ARTICLE | doi:10.20944/preprints202309.1729.v1
Subject: Medicine And Pharmacology, Gastroenterology And Hepatology Keywords: quantiative ultrasound; attenuation coefficient; backscatter-distribution coefficient; liver stiffness; non-alcoholic fatty liver disease; metabolic-associated fatty liver disease; hepatic steatosis; ultrasound-estimated fat fraction; proton density fat fraction
Online: 26 September 2023 (05:36:41 CEST)

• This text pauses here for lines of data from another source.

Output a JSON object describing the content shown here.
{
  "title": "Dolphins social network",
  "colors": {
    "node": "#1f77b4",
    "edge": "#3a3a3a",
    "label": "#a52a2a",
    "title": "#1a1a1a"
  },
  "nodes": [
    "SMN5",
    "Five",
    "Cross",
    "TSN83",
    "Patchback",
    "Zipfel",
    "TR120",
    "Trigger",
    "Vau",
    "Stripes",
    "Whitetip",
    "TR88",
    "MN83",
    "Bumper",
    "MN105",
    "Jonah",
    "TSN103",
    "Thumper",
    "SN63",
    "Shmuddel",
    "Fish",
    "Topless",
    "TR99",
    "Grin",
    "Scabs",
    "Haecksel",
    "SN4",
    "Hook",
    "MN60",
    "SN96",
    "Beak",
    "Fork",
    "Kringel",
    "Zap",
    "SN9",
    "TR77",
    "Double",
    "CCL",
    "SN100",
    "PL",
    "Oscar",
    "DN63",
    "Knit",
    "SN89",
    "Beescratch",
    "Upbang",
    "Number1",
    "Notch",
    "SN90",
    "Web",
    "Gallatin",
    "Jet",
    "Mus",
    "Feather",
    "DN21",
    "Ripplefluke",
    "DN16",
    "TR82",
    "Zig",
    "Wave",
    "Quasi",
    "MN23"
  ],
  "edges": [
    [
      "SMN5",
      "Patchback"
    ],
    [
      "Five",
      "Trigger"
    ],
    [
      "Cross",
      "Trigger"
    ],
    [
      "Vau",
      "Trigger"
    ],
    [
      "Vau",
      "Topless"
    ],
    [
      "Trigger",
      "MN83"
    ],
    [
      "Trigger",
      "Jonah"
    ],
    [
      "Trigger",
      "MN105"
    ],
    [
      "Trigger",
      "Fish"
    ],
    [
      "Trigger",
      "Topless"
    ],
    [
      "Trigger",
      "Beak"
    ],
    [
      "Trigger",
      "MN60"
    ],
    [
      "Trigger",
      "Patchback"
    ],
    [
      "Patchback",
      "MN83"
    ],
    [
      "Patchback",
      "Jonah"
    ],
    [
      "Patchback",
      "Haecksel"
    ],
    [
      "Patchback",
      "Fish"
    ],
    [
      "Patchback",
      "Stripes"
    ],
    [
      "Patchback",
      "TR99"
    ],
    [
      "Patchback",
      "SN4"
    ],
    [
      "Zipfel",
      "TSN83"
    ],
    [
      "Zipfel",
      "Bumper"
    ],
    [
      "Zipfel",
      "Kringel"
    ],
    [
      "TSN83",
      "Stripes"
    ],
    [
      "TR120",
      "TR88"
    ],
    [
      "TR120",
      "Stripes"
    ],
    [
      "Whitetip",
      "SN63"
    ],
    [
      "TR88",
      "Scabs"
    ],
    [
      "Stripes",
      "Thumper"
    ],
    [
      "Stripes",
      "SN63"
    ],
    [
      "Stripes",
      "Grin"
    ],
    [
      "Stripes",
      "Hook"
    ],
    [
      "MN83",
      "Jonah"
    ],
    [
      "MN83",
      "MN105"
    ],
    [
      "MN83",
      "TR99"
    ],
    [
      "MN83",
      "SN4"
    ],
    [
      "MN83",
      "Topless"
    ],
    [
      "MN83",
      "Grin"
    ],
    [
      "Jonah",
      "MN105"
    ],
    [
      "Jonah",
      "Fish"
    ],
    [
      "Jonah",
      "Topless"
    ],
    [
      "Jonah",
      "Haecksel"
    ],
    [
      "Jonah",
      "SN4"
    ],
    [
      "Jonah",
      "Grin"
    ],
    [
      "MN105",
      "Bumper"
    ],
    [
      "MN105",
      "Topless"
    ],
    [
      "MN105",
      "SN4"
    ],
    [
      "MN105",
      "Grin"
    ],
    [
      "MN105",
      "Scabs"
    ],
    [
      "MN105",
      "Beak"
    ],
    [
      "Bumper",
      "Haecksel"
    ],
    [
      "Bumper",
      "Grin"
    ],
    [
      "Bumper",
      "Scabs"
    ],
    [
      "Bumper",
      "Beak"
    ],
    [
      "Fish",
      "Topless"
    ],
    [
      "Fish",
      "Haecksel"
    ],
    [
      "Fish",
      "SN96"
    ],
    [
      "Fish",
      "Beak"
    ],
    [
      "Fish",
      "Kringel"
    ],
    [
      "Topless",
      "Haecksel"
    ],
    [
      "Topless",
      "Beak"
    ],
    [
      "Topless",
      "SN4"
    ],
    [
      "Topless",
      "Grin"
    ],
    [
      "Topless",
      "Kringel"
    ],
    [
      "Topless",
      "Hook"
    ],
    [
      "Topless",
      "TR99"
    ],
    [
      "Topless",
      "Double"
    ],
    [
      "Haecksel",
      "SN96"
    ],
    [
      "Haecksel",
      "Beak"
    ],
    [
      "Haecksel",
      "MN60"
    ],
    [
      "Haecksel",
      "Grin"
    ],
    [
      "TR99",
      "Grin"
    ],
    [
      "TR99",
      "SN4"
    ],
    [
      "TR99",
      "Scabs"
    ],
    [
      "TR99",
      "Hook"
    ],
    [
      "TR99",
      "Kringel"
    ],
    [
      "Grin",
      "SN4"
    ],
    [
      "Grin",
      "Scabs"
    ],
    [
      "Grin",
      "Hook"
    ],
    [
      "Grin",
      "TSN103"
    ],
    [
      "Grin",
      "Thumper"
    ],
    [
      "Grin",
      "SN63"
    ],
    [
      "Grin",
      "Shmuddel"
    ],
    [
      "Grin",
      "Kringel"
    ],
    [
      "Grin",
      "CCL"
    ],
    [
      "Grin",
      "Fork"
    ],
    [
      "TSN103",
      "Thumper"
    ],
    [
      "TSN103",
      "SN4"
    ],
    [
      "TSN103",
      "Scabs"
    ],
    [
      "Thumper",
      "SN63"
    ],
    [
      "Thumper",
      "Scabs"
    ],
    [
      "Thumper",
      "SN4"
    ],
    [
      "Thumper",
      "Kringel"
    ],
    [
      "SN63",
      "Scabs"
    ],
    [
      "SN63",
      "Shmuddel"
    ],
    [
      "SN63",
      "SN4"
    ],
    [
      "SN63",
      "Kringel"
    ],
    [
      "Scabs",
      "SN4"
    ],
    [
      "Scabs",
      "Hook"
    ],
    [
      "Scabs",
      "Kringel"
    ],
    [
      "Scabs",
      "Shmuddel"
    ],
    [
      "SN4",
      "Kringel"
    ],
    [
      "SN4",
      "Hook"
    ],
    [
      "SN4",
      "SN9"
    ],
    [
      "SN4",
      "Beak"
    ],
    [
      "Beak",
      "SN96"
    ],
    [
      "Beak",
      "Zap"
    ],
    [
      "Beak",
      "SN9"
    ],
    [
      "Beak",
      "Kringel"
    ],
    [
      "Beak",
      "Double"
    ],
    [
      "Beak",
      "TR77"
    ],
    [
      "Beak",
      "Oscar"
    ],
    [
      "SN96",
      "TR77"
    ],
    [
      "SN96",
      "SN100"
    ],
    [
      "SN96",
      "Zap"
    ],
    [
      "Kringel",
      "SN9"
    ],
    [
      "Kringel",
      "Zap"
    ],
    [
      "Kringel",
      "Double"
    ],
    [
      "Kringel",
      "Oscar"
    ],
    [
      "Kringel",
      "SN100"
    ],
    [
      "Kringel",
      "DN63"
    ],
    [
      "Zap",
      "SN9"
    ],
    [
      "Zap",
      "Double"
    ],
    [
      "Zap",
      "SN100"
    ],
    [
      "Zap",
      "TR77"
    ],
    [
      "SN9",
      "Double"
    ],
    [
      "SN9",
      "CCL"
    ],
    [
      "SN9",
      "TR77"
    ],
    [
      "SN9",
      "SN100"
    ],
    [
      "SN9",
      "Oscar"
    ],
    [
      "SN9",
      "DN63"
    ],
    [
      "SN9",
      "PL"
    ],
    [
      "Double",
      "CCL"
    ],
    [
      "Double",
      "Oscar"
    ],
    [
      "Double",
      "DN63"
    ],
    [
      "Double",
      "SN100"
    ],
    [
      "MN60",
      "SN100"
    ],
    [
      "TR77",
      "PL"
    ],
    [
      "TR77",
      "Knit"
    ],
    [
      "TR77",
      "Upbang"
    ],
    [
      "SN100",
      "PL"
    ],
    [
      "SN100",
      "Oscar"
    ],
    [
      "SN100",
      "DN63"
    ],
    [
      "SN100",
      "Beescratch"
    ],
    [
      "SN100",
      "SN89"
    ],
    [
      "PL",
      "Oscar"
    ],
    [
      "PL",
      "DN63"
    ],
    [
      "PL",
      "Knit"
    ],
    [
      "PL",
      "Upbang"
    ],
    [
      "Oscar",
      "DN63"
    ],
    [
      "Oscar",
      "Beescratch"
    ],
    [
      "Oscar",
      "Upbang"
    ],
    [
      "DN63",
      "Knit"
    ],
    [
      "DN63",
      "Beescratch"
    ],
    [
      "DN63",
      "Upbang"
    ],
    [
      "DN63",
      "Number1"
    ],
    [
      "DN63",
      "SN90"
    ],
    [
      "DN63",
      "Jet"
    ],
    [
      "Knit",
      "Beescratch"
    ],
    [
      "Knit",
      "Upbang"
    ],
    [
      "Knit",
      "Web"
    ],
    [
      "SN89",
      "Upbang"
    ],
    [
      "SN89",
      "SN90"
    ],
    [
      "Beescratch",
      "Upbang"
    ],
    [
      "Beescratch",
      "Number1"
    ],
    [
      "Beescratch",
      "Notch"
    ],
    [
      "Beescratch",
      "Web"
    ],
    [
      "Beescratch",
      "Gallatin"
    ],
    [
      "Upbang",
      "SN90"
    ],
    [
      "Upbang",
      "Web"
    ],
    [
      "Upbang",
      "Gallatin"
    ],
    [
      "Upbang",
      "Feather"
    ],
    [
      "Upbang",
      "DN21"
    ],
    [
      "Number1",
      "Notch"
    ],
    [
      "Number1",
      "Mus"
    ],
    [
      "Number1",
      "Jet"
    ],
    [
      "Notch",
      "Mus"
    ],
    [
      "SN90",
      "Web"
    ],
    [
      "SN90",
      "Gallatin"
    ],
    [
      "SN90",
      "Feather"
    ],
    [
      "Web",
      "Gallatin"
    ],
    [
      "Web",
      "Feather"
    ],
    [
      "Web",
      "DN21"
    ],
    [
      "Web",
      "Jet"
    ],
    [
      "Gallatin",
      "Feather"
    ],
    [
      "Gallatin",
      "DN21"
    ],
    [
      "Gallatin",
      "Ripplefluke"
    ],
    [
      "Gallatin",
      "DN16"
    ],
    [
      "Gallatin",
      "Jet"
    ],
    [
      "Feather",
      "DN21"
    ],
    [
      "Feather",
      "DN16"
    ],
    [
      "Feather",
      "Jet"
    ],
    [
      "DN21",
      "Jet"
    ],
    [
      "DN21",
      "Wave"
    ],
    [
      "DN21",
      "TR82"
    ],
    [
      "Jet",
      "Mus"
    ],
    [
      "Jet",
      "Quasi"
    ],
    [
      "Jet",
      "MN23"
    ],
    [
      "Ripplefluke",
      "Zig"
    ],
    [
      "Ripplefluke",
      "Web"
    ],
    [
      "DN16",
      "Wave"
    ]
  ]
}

We aimed to develop a non-linear regression model that could predict the fat fraction of the liver (USFF), similar to magnetic resonance imaging proton density fat fraction (MRI-PDFF), based on quantitative ultrasound (QUS) parameters. We measured and retrospectively collected the ultrasound attenuation coefficient (AC), backscatter-distribution coefficient (BSC-D), and liver stiffness (LS) using shear wave elastography (SWE) in 90 patients with clinically suspected non-alcoholic fatty liver disease (NAFLD) and 51 patients with clinically suspected metabolic-associated fatty liver disease (MAFLD). The MRI-PDFF was also measured in all patients within a month of the ultrasound scan. In the linear regression analysis, only AC and BSC-D showed a significant association with MRI-PDFF. Therefore, we developed prediction models using non-linear least-squares analysis to estimate MRI-PDFF based on the AC and BSC-D parameters. We fitted the models on the NAFLD dataset and evaluated their performance in 3-fold cross-validation repeated five times. We decided to use the model based on both parameters to estimate the ultrasound fat fraction (USFF). The correlation between USFF and MRI-PDFF was strong in NAFLD and very strong in MAFLD. According to a receiver operating characteristics (ROC) analysis, USFF could differentiate between <5% vs. ≥ 5% and < 10% vs. ≥ 10% MRI-PDFF steatosis with excellent, 0.97 and 0.91 area under the curve (AUC) accuracy in the NAFLD and with AUCs of 0.99 and 0.96 in the MAFLD groups. In conclusion, USFF calculated from QUS parameters is an accurate method to quantify liver fat fraction and to diagnose ≥ 5% and ≥ 10% steatosis in both NAFLD and MAFLD. Therefore, USFF can be an ideal non-invasive screening tool for patients with NAFLD and MAFLD risk factors.